My daughter was married 5 months ago and I was able to attend. I would not have survived past 1992 without a new liver. I am grateful to YOU, My Dear, every day of my new life. Your decision to donate Maya’s organs was profoundly difficult I know……but I owe my life to you!
I love you!
Patti Frame
Eleanor Vincent
May 3, 2012
Patti – I am so glad for you and Erin and Dan that you received Maya’s liver. Of course, we don’t get to choose the recipients, but if I could have, I would have picked YOU. If more people would be willing to donate, then more wonderful people just like you would be saved. Now that two decades have passed, the miracles that result just seem to grow. I can’t wait for you to be a grandma and for Erin to hold a precious baby in her arms! Life is amazing. Thank you for always being there for me with your love and support. It means so much.
xo
Eleanor
Margaret Hinkson Tatusko
May 3, 2012
I was unable to donate
my daughter’s organs due to the length of time before her body was found.
Margaret Hinkson Tatusko
May 4, 2012
I was unable to donate my daughter’s remains due to the length of time before her body was found.
Eleanor Vincent
May 4, 2012
Margaret,
I am so sorry for your loss. What a tragedy. As you know, donation is really only possible in very particular circumstances, typically severe head injury or brain aneurisms. While it can be comforting to the family of the donor, it can also be upsetting for others. We all see these very sensitive issues differently. I hope you are finding comfort for yourself and ways to honor your daughter. My sister dedicated a bench to my daughter in the Holden Arboretum outside of Cleveland, and that provided great comfort to our family. There are many ways to honor and remember our loved ones.
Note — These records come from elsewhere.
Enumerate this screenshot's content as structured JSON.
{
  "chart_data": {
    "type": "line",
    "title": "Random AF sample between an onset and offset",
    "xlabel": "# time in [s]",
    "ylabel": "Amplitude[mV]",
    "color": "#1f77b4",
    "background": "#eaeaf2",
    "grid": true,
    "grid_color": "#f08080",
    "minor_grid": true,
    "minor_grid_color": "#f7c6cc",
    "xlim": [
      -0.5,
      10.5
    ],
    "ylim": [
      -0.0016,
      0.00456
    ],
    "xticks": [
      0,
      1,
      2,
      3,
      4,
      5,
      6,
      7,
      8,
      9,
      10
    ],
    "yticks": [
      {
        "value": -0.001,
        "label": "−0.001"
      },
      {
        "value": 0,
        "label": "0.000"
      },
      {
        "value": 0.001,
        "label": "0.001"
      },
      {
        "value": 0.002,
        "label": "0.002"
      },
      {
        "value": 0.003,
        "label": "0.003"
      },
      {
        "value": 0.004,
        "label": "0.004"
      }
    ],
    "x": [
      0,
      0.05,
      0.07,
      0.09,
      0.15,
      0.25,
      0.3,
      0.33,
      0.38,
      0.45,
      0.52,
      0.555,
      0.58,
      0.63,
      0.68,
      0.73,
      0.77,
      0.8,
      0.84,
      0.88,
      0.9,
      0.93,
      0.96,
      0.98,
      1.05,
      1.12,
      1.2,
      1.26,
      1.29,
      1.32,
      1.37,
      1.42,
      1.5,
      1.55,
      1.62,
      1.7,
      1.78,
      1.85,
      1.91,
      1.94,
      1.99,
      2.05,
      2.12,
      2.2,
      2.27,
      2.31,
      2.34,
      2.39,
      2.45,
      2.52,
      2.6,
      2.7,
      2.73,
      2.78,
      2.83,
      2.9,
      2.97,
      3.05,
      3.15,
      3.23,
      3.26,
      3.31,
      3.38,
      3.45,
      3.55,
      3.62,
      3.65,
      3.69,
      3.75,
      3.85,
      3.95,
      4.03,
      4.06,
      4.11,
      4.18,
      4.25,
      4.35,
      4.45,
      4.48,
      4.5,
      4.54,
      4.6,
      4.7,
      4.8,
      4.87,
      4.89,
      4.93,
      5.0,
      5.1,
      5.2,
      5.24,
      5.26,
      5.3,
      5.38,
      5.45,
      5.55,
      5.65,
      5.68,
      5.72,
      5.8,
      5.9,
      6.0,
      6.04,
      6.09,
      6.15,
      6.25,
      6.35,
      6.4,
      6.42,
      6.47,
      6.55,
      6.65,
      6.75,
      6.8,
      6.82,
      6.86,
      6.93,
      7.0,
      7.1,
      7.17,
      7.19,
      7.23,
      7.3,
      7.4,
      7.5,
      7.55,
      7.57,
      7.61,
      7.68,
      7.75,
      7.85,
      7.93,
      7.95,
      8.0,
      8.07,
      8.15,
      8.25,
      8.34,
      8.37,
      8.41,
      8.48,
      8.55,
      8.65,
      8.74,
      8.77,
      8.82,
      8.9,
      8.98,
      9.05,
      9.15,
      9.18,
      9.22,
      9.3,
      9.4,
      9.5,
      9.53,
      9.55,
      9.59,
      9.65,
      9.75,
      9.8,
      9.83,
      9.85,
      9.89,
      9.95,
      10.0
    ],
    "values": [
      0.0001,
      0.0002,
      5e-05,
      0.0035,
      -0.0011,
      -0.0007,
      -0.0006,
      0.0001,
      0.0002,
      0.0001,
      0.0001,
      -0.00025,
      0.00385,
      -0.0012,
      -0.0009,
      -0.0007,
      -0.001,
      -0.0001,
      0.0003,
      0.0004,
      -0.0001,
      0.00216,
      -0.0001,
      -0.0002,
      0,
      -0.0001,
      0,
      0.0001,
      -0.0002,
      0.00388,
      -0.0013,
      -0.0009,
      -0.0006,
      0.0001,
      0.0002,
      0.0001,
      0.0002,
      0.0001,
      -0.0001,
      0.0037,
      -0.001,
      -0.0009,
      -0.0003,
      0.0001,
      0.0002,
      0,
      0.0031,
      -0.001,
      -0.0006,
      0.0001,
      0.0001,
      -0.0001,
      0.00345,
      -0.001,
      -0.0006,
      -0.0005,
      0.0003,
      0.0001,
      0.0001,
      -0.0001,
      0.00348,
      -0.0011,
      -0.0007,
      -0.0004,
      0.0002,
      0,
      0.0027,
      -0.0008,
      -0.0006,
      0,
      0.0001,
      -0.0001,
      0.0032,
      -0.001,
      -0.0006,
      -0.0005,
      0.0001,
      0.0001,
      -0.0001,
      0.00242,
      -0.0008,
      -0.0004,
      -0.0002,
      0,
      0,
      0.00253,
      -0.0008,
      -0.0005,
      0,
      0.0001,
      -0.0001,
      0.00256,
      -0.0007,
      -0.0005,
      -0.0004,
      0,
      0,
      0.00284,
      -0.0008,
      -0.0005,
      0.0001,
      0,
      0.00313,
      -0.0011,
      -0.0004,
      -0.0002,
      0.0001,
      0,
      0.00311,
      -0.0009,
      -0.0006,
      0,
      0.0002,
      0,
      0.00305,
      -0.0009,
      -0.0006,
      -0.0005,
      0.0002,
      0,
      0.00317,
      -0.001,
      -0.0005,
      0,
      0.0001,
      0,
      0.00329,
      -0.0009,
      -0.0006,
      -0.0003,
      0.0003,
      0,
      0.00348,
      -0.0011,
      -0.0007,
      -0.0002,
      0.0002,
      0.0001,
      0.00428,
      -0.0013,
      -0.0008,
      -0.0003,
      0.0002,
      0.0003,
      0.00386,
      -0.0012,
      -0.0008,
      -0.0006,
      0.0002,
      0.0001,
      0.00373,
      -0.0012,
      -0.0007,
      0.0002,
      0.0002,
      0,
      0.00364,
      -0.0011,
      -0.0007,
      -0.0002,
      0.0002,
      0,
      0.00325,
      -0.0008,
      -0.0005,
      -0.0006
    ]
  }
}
My thoughts are with you and your family.
Eleanor
Al Tochinsky
June 25, 2012
Ellie, I had no idea, I’m so sorry. I only hope that I have your stenght in that situation, I do know I would not be able to tell the story.Al
Eleanor Vincent
July 7, 2012
Al – We never know how we will respond until we are tested. I always used to say if anything ever happened to one of my kids I could not go on living. Well, it happened. Telling the story of Maya’s life and death was a huge part of my recovery, but there was much more that I did to heal. Prayer and frankly having huge arguments with God was one strategy. Therapy and grief support groups was another. Talking to friends and family. Gardening. Walking. We do whatever it takes to survive, and ultimately to thrive. It’s been 20 years now and here I am. So glad to still be on this planet! As one of my favorite bumper stickers says, “Life is not a problem to be solved, it is a mystery to be lived.” I’m just grateful to have had both of my daughters and now to be a grandmother is beyond joyful – it’s pure bliss! I treasure the mystery every day.